The activity on this site can only be described as frantic and until you become an active part of it, you don't realise the magnitude of what is going on. I'm vaguely nervous about the possibility that I might be the oldest member of Facebook, because my experience so far indicates that the average age is about 20. Of course, I've been talking about social networking sites in my IT class for quite some time but my current practical experience is giving me a much deeper insight into the way they work and the speed at which they work. I also had largely inactive MySpace and Friendster accounts but I've just recently deleted them, having realised that one social networking site is quite enough for a slow poke like me. I'm sure the 20-somethings are juggling multiple social networking sites simultaneously while they chat and play online games but I'm not up to that.

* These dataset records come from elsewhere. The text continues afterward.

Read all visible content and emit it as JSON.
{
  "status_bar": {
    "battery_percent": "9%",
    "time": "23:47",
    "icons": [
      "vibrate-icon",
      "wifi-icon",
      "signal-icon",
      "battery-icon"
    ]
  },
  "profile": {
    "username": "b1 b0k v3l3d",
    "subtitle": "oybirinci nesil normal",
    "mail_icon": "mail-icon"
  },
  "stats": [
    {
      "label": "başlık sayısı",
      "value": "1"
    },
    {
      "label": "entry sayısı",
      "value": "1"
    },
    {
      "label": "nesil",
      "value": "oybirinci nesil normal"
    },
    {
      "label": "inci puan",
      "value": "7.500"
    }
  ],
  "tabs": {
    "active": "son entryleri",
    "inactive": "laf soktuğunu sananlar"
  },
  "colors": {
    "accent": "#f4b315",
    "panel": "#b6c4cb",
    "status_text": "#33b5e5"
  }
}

Wednesday, October 03, 2007

A Day in the Life


I've started a photo blog on Picassa, Google's photo sharing site, in which I upload a photo every day. It's taken with the low resolution, VGA camera of my Nokia N73, quickly edited using the oilify option in my GIMP image editing software, transferred to my laptop via Bluetooth and then uploaded to Picassa. Of course, I could upload directly from my phone but my service provider charges by the kilobyte and so it would end up being a bit expensive.

So I'm creating a sort of mini-painting to capture the minutiae of my life. The motivation comes not so much from narcissism but from a sense that I need to start making more use of the wide range of online services available and coordinate them more efficiently. The photo album will be maintained at http://picasaweb.google.com/reeves.sean/ADayInTheLife. I'm simply numbering the photos as Day21366, Day21367 etc. with the numbers referring to the numbers of days I've been planet-side. I've included the very first photo (Day21366) in this current post.

UPDATE
June 30th 2021

The Picasa links above (and below in the comment) are no longer active!